Laura Stanszus beschäftigt sich seit zwei Jahrzehnten mit der Frage, was Menschen brauchen, um so zu leben, wie sie es wollen — es aber nicht ganz hinbekommen. Als Wissenschaftlerin, Coach und Doula ist ihr Lieblingsfeld die Sexualität als Ausdruck kreativer Lebenskraft — wobei Intensität für sie nicht nur nach außen, sondern auch nach innen kultiviert werden kann.

Sadie (Mistress Sade) ist eine professionelle Domina aus Neuseeland. Ihre Praxis ist auf die Zerstörung von Scham und die Rückeroberung von Slutdom und der heiligen Hure ausgerichtet. Sadie ist von Natur aus Sadistin und eine brutale Verführerin im Dungeon, die zwischen Archetypen und Modalitäten von Schmerz, Lust und Erniedrigung tanzt. Nach einer Ausbildung in verschiedenen Einrichtungen in Europa, darunter der Dominatrix Academy von Mistress Malissia im Jahr 2024, ist Sadies Praxis multidisziplinär und verbindet Tantra, Femdom und traditionelles BDSM. Sie engagiert sich für ethisches Femdom und Shadow Play als Mittel, um das patriarchale Ökosystem zu befreien, das die Kultivierung von Scham hervorbringt. Während ihres dreimonatigen Aufenthalts in Berlin für fortgeschrittenes BDSM-Training nimmt Sadie mit großem Ehrgeiz europäisches WissDomme auf, um die BDSM-Landschaft in Neuseeland zu inspirieren und weiterzuentwickeln.

https://www.mistress-sade.com/

Flexquisit

Berliner Soundartist und Ghostproducer seit 2013. Aus dem Land der endlos fließenden Sounds kommend, formt er Musik über alle Genres hinweg - gebündelt zu reiner, flüssiger elektronischer Energie.
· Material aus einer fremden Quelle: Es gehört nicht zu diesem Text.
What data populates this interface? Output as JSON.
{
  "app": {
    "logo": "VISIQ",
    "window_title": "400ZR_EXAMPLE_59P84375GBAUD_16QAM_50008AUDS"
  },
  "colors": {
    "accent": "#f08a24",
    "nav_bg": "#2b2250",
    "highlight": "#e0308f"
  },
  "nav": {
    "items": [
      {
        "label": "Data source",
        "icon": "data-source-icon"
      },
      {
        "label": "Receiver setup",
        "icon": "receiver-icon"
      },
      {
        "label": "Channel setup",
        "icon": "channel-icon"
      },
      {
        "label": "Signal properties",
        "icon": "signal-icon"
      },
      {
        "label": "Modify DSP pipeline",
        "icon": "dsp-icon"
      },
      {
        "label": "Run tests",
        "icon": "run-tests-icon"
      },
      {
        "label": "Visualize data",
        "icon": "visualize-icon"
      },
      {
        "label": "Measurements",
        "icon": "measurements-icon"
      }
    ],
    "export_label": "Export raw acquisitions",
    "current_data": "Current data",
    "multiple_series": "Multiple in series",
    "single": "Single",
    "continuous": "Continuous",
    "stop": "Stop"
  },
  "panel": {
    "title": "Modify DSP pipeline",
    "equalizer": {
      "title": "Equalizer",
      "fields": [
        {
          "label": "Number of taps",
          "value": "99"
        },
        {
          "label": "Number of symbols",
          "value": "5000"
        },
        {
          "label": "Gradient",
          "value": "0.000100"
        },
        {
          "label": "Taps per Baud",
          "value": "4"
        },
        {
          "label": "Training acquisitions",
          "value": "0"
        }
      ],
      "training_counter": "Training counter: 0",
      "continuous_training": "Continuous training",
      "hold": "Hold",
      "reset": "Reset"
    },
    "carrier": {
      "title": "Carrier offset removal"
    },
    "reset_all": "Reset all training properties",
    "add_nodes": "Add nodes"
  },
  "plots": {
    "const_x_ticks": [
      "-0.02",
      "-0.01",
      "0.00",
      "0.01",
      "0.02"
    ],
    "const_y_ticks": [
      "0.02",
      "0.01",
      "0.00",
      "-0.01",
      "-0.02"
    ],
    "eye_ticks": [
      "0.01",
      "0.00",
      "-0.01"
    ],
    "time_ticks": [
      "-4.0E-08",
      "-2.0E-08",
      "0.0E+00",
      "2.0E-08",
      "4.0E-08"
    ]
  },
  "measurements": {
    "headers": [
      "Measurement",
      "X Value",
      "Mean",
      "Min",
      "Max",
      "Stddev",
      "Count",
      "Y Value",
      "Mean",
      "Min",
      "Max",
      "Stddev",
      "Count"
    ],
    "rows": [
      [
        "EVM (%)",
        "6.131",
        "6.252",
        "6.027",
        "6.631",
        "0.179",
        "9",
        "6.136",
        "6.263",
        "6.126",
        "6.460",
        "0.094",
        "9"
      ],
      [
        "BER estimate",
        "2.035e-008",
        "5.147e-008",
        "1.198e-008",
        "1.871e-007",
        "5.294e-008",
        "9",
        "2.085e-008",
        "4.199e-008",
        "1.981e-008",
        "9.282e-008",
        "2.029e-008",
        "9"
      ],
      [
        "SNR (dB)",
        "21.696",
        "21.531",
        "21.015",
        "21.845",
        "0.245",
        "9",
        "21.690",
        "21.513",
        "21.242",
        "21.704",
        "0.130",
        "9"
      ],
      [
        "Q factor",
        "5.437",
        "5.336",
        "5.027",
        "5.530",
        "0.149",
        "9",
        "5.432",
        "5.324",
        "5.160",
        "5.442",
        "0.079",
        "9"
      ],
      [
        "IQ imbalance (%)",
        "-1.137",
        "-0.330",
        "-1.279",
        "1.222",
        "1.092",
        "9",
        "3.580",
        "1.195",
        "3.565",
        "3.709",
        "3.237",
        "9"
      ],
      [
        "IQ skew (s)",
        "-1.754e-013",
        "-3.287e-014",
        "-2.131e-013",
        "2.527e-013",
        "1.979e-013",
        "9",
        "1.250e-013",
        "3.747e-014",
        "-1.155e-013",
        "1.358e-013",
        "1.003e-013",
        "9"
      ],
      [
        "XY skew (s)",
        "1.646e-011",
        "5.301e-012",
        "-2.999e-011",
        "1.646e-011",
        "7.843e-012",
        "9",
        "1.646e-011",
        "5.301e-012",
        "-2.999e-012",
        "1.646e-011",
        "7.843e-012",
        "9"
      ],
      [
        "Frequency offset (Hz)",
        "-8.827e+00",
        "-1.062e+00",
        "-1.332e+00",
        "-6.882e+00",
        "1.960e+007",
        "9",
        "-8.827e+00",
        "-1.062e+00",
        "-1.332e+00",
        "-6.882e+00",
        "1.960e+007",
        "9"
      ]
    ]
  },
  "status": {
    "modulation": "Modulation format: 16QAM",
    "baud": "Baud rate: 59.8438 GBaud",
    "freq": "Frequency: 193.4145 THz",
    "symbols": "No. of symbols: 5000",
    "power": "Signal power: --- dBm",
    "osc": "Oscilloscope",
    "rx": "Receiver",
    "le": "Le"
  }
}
Eix ist Berliner elektronische*r Performer*in und Produzent*in, deren Praxis auf analog getriebenem, tanzbarem Trance und verkörperter Improvisation beruht. Ihre/seine/deren Sets und Live-Performances setzen auf physische Immersion, mit langen, hypnotischen Grooves, die kollektive Bewegung und somatische Tiefe anregen, und arbeiten dabei mit modularer Synthese, Tape-Texturen und improvisierter Strukturierung statt ausschließlich digitaler Sequenzierung.